Um fenômeno que vislumbramos no atual Campeonato Brasileiro (2015), sobretudo nas rodadas iniciais, e que muito incomodou foi a orientação dada pela Comissão de Arbitragem da CBF aos árbitros de futebol para que penalizassem jogadores de futebol, dirigentes e técnicos das equipes com cartões amarelos em virtude de reclamações que lhes fossem dirigidas durante as partidas.
Independentemente do time a que se torça, da opinião sobre este ou aquele clube ter sido favorecido ou prejudicado, esse fenômeno singular dentro das quatro linhas me chamou a atenção por representar algo que ocorre de modo mais amplo em nossa sociedade: o desprestígio do debate e da liberdade de expressão.
Para o raciocínio que fazemos aqui, desconsidero, por desnecessária, a análise de eventuais normas de Direito Desportivo que possam ser aplicadas a esse tipo de situação. Raciocino exclusivamente à luz das normas constitucionais que indicam ser a liberdade de expressão um dos direitos fundamentais mais relevantes desde o início do movimento constitucionalista, inerente e capital para o exercício da democracia.
O que se viu em campo é que a maior parte das reclamações ou simples indagações formuladas por jogadores ou técnicos de futebol aos árbitros são penalizadas com cartões amarelos.
Ignorando a raiva que passamos como torcedores (eu sou fanático mesmo!), e analisando friamente essa situação, o que me causou espanto foi a penalização do direito de liberdade de expressão. Em outras palavras: a CBF orientou seus árbitros a punir jogadores tão somente pela possibilidade de se expressarem, de se dirigirem a eles e reclamarem, comentarem algo da disputa ou manifestarem sua opinião sobre algum fato ocorrido nas partidas.
O que mais incomoda nesse movimento assinalado em campo é que expressa algo maior vivido por nossa sociedade: o diálogo é mal visto; a liberdade de expressão ainda é mal tolerada e mal interpretada. Certamente fruto do autoritarismo vivenciado durante muito tempo, conforme apontam diversos manuais de Ciência Política e Direito Constitucional, das mais variadas tendências e correntes. Faltam, de modo geral, tolerância e amadurecimento da arte do saber se expressar.
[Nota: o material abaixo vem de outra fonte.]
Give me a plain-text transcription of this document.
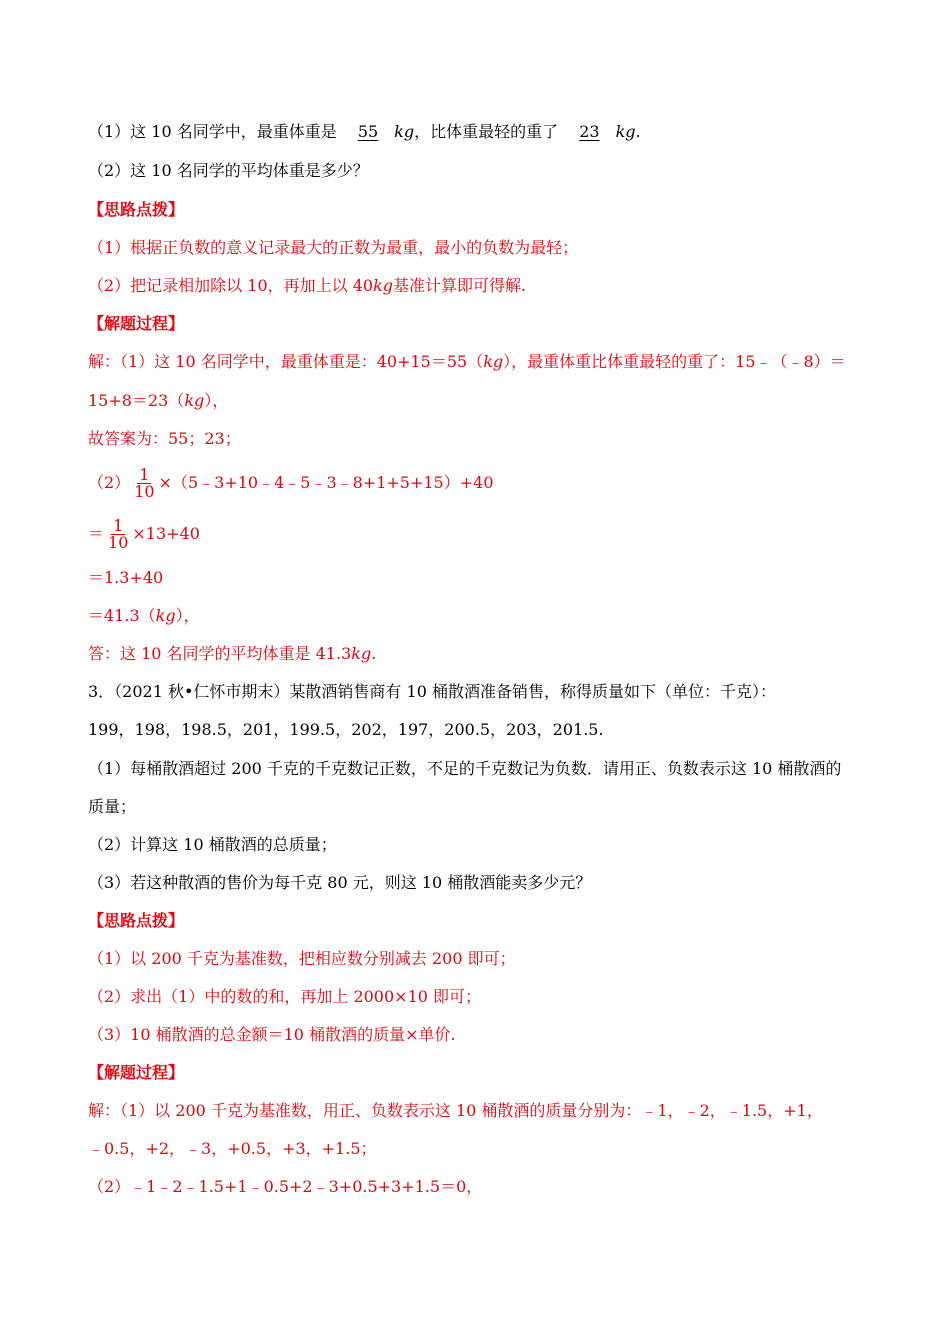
（1）这 10 名同学中，最重体重是 55 kg，比体重最轻的重了 23 kg.
（2）这 10 名同学的平均体重是多少？
【思路点拨】
（1）根据正负数的意义记录最大的正数为最重，最小的负数为最轻；
（2）把记录相加除以 10，再加上以 40kg基准计算即可得解.
【解题过程】
解：（1）这 10 名同学中，最重体重是：40+15＝55（kg），最重体重比体重最轻的重了：15﹣（﹣8）＝
15+8＝23（kg），
故答案为：55；23；
$(2) \frac{1}{10}$ ×（5﹣3+10﹣4﹣5﹣3﹣8+1+5+15）+40
＝ $\frac{1}{10} \times 13+40$
＝1.3+40
＝41.3（kg），
答：这 10 名同学的平均体重是 41.3kg.
3．（2021 秋•仁怀市期末）某散酒销售商有 10 桶散酒准备销售，称得质量如下（单位：千克）：
199，198，198.5，201，199.5，202，197，200.5，203，201.5.
（1）每桶散酒超过 200 千克的千克数记正数，不足的千克数记为负数．请用正、负数表示这 10 桶散酒的
质量；
（2）计算这 10 桶散酒的总质量；
（3）若这种散酒的售价为每千克 80 元，则这 10 桶散酒能卖多少元？
【思路点拨】
（1）以 200 千克为基准数，把相应数分别减去 200 即可；
（2）求出（1）中的数的和，再加上 2000×10 即可；
（3）10 桶散酒的总金额＝10 桶散酒的质量×单价.
【解题过程】
解：（1）以 200 千克为基准数，用正、负数表示这 10 桶散酒的质量分别为：﹣1，﹣2，﹣1.5，+1，
﹣0.5，+2，﹣3，+0.5，+3，+1.5；
（2）﹣1﹣2﹣1.5+1﹣0.5+2﹣3+0.5+3+1.5＝0，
Por outro lado, assistimos perplexos à banalização do discurso de ódio que encontramos nas redes sociais, nas diversas perspectivas político-ideológicas, e a proliferação dos preconceitos e pré-julgamentos.
Enquanto não se alcança uma mudança social mais profunda, ao menos podemos pressionar para que nosso tão amado futebol reaja e se torne mais moderno, inclusive nesse aspecto das reclamações ou conversas dirigidas ao árbitro, para que não sejam mais reprimidas.
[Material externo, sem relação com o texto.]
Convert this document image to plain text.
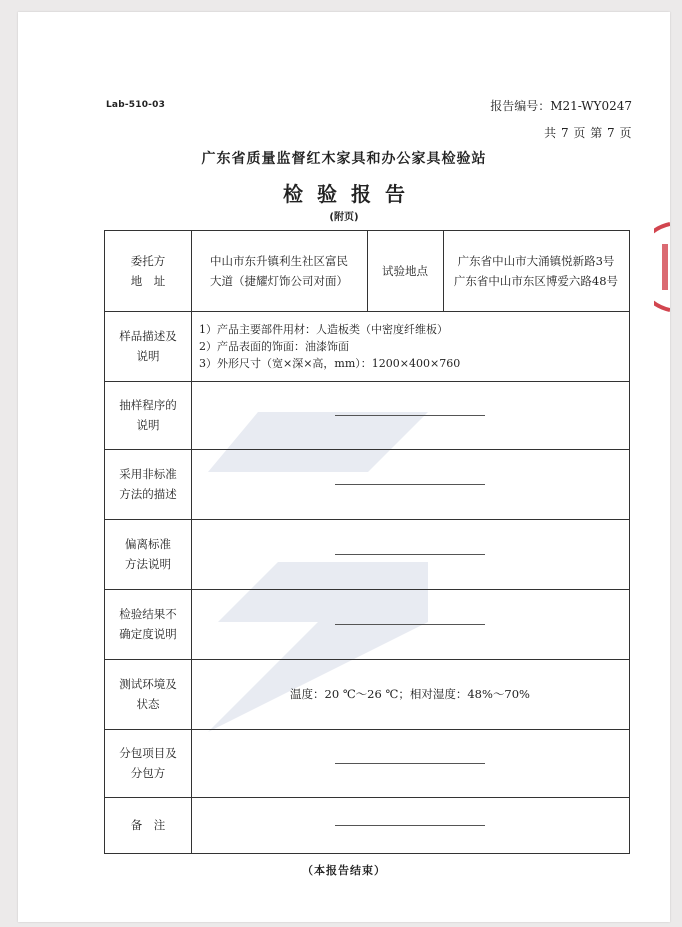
Lab-510-03	报告编号：M21-WY0247
共 7 页 第 7 页
广东省质量监督红木家具和办公家具检验站
检验报告
(附页)
委托方
地　址
中山市东升镇利生社区富民
大道（捷耀灯饰公司对面）
试验地点
广东省中山市大涌镇悦新路3号
广东省中山市东区博爱六路48号
样品描述及
说明
1）产品主要部件用材：人造板类（中密度纤维板）
2）产品表面的饰面：油漆饰面
3）外形尺寸（宽×深×高，mm）：1200×400×760
抽样程序的
说明
采用非标准
方法的描述
偏离标准
方法说明
检验结果不
确定度说明
测试环境及
状态
温度：20 ℃～26 ℃；相对湿度：48%～70%
分包项目及
分包方
备　注
（本报告结束）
É óbvio que agressões aos árbitros, mesmo verbais, devem ser penalizadas, mas vi, data vênia, que a simples verbalização, do que quer que fosse, ensejava o sancionamento com cartões por parte dos árbitros.
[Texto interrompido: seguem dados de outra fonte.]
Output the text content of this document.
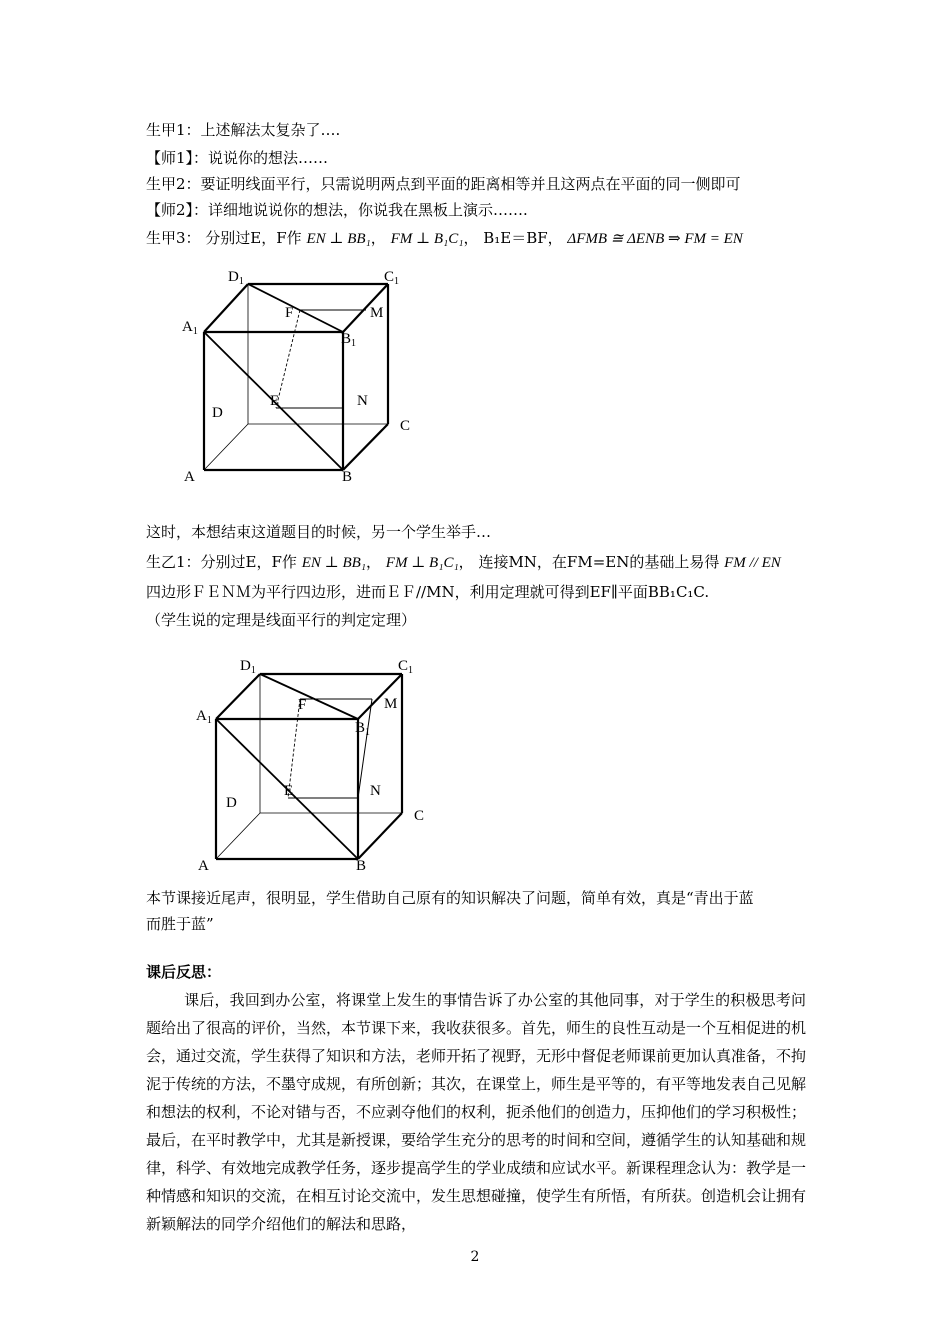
生甲1：上述解法太复杂了….
【师1】：说说你的想法……
生甲2：要证明线面平行，只需说明两点到平面的距离相等并且这两点在平面的同一侧即可
【师2】：详细地说说你的想法，你说我在黑板上演示…….
生甲3： 分别过E，F作 EN ⊥ BB₁， FM ⊥ B₁C₁， B₁E＝BF， ΔFMB ≅ ΔENB ⇒ FM = EN
$D_1$	$C_1$
$A_1$	$B_1$
F	M
E	N
D
C
A	B
$D_1$	$C_1$
$A_1$	$B_1$
F	M
E	N
D
C
A	B
这时，本想结束这道题目的时候，另一个学生举手…
生乙1：分别过E，F作 EN ⊥ BB₁， FM ⊥ B₁C₁， 连接MN，在FM=EN的基础上易得 FM // EN
四边形ＦＥＮＭ为平行四边形，进而ＥＦ//MN，利用定理就可得到EF∥平面BB₁C₁C.
（学生说的定理是线面平行的判定定理）
本节课接近尾声，很明显，学生借助自己原有的知识解决了问题，简单有效，真是“青出于蓝
而胜于蓝”
课后反思：
课后，我回到办公室，将课堂上发生的事情告诉了办公室的其他同事，对于学生的积极思考问题给出了很高的评价，当然，本节课下来，我收获很多。首先，师生的良性互动是一个互相促进的机会，通过交流，学生获得了知识和方法，老师开拓了视野，无形中督促老师课前更加认真准备，不拘泥于传统的方法，不墨守成规，有所创新；其次，在课堂上，师生是平等的，有平等地发表自己见解和想法的权利，不论对错与否，不应剥夺他们的权利，扼杀他们的创造力，压抑他们的学习积极性；最后，在平时教学中，尤其是新授课，要给学生充分的思考的时间和空间，遵循学生的认知基础和规律，科学、有效地完成教学任务，逐步提高学生的学业成绩和应试水平。新课程理念认为：教学是一种情感和知识的交流，在相互讨论交流中，发生思想碰撞，使学生有所悟，有所获。创造机会让拥有新颖解法的同学介绍他们的解法和思路，
2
Espero que possa aflorar, inclusive no futebol, uma cultura de tolerância e diálogo, permitindo-se o salutar exercício da liberdade de expressão, ainda que isso tenha seus problemas e dificuldades. Enquanto isso, que nossos gramados voltem a nos dar a alegria que sempre nos propiciaram.
Veja também:
- Despensão: ilegitimidade ativa do sucessor previdenciário (REsp 1.515.929/RS)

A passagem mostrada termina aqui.